Manually drawn MapMan image for defence signalling pathway visualisation.

SVP enhances female egg-laying preference for male exposed plants in phytoplasma and SAP54-dependent manner.

MTF mutants maf5 and svp display preferential leafhopper reproduction over wild-type plants in mixed-sex choice tests (A). Preferential leafhopper reproduction on SAP54 plants is abolished in svp but not maf5 mutant (B). Preferential leafhopper reproduction on svp and maf5 mutants is abolished in AY-WB infected plants (C). svp displays preferential leafhopper reproduction over wild-type plants in presence of males but not when males are removed (D). Each datapoint represents reproductive choice of 10 female and 10 male insects within single choice arena. Experiment consists of 6 choice arenas. Each experiment was repeated independently 2 times. No preference for either test or control plant in a choice cage is represented by the 50% reference line. Oviposition preference for test or control plant is characterised by significant deviation from the 50% reference line. All pairwise comparisons done with paired t-tests by combining all datapoints from the two repeated experiments for each choice test. Test statistics summarised in table (E).

Comparison between male and female colonized svp plants reveal SVP dependent insect regulated biotic stress genes.

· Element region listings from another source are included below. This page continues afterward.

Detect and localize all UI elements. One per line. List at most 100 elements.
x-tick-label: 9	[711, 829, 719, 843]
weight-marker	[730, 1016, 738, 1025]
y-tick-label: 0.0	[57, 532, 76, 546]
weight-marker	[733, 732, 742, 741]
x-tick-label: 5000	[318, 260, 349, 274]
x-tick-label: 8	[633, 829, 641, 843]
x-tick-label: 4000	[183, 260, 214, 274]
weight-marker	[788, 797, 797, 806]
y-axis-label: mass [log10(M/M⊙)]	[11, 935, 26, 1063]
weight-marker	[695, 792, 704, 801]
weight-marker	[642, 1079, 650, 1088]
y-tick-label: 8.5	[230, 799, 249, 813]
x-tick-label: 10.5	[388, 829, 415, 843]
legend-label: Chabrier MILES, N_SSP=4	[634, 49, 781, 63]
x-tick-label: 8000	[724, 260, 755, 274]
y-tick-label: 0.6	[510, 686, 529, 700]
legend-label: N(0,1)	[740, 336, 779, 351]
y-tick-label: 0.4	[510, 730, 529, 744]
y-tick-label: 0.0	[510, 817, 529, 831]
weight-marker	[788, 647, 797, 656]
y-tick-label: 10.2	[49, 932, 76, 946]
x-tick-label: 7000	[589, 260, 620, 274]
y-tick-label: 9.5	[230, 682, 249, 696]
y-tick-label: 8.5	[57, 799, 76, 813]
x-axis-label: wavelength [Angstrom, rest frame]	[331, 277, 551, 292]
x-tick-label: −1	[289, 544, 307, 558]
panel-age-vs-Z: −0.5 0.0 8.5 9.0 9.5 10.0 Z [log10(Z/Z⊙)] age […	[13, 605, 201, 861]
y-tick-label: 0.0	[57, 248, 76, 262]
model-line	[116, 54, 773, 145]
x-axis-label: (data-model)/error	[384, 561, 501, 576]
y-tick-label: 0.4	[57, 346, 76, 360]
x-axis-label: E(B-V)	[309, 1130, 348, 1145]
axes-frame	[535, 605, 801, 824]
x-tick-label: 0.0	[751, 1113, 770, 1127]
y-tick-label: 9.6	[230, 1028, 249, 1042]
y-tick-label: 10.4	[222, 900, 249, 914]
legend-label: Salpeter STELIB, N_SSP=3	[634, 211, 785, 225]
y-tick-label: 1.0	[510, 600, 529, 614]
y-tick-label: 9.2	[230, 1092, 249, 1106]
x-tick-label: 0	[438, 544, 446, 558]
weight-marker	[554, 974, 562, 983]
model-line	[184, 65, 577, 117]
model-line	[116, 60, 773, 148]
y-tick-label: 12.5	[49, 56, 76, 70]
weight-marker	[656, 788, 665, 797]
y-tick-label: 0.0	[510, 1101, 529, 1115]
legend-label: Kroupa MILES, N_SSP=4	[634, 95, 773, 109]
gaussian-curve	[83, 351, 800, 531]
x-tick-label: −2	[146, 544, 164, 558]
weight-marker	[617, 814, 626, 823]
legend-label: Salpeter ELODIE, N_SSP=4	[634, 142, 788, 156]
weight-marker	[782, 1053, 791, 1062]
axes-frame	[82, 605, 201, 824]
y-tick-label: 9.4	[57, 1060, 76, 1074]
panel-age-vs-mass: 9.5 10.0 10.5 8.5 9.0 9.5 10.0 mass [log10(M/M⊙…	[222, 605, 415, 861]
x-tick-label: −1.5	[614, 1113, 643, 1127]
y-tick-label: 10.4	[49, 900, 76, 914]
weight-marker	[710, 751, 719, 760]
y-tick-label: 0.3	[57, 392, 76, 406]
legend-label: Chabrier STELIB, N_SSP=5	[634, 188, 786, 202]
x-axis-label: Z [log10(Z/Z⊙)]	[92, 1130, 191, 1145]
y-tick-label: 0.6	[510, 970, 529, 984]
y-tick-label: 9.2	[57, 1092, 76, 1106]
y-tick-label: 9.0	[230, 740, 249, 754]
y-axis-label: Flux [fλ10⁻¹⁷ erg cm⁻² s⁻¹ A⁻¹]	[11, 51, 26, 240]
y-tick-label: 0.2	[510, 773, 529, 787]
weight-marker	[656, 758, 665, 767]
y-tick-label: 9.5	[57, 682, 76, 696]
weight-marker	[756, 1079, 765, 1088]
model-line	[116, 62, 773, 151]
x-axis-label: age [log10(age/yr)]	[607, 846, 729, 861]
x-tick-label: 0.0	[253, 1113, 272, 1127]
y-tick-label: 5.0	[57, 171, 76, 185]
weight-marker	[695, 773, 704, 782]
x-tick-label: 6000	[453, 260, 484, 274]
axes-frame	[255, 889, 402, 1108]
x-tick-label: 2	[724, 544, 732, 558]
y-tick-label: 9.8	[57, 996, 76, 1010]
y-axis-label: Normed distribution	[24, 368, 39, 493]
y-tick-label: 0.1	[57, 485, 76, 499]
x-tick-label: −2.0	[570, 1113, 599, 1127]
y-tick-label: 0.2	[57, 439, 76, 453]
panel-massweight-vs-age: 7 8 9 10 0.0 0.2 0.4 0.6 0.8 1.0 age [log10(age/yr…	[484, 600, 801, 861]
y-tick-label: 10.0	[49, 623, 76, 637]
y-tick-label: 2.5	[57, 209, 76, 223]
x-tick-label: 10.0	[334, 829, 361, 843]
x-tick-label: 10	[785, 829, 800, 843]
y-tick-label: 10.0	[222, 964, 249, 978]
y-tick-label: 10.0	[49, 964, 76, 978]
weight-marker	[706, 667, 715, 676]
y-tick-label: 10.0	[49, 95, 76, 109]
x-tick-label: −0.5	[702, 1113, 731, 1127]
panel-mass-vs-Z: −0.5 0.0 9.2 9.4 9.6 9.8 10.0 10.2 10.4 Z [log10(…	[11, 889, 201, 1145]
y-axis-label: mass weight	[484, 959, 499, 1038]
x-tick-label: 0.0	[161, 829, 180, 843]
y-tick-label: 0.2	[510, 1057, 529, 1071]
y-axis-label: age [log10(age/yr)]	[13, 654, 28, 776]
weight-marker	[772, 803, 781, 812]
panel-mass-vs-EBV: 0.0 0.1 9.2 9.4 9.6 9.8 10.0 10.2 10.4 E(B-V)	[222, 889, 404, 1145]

Pairwise comparisons are schematically depicted and abbreviated in panel A and correspond to the Venn diagrams and MapMan biotic stress graphs in panels B-E. The two Venn diagrams in panel B display the differences in the magnitude of response to male and female leafhopper exposure of SAP54 plants and svp mutants compared to insect-exposed GFP and wild-type controls, respectively. Panel C represents log2 fold change of biotic stress DEGs in male-and female-exposed svp mutants according to the MapMan annotation. 8 vs 6 includes male 347+460 DEGs, 7 vs 5 includes female 464+460 DEGs, and male specific 8 vs 6 includes male 347DEGs. Panel D displays the overlap between 49 male-specific (not regulated in female) DEGs of SAP54 plants and svp mutants while the panel E shows 155 DEGs that are shared by male-exposed SAP54 and male-exposed svp plants regardless of their regulation in female-exposed SAP54 or svp plants.

Includes the following source data and figure supplement(s) for Figure supplement 9:

Supplementary file 10: DEG encoded function enrichment for all MapMan built-in bins in female- or male-exposed svp plants vs female- or male-exposed wild type plants.

Supplementary file 11: DEG encoded function enrichment for MapMan built-in built-in biotic stress and manually designed defence signalling pathways in female- or male-exposed svp plants vs female- or male-exposed wild type plants.

Supplementary file 12: GO-term and MapMan functional enrichment of shared 155 DEGs between ‘’male-exposed SAP54 vs male-exposed GFP’’ comparison and ‘’male-exposed svp vs male exposed wild type’’ comparison.

SAP54 mediates degradation of multiple MADS-box transcription factors.

Two independent transient expression experiments (assays) showing degradation of MTFs in the presence of SAP54 in A. thaliana protoplasts. The destabilization efficiency was calculated as the HA peak intensity divided by the RuBisCo large subunit (rbcL) peak intensity from the same sample using ImageJ. MTF levels in presence of SAP54 expressed as ratio relative to MTF intensity in GFP lanes which was normalized to 1.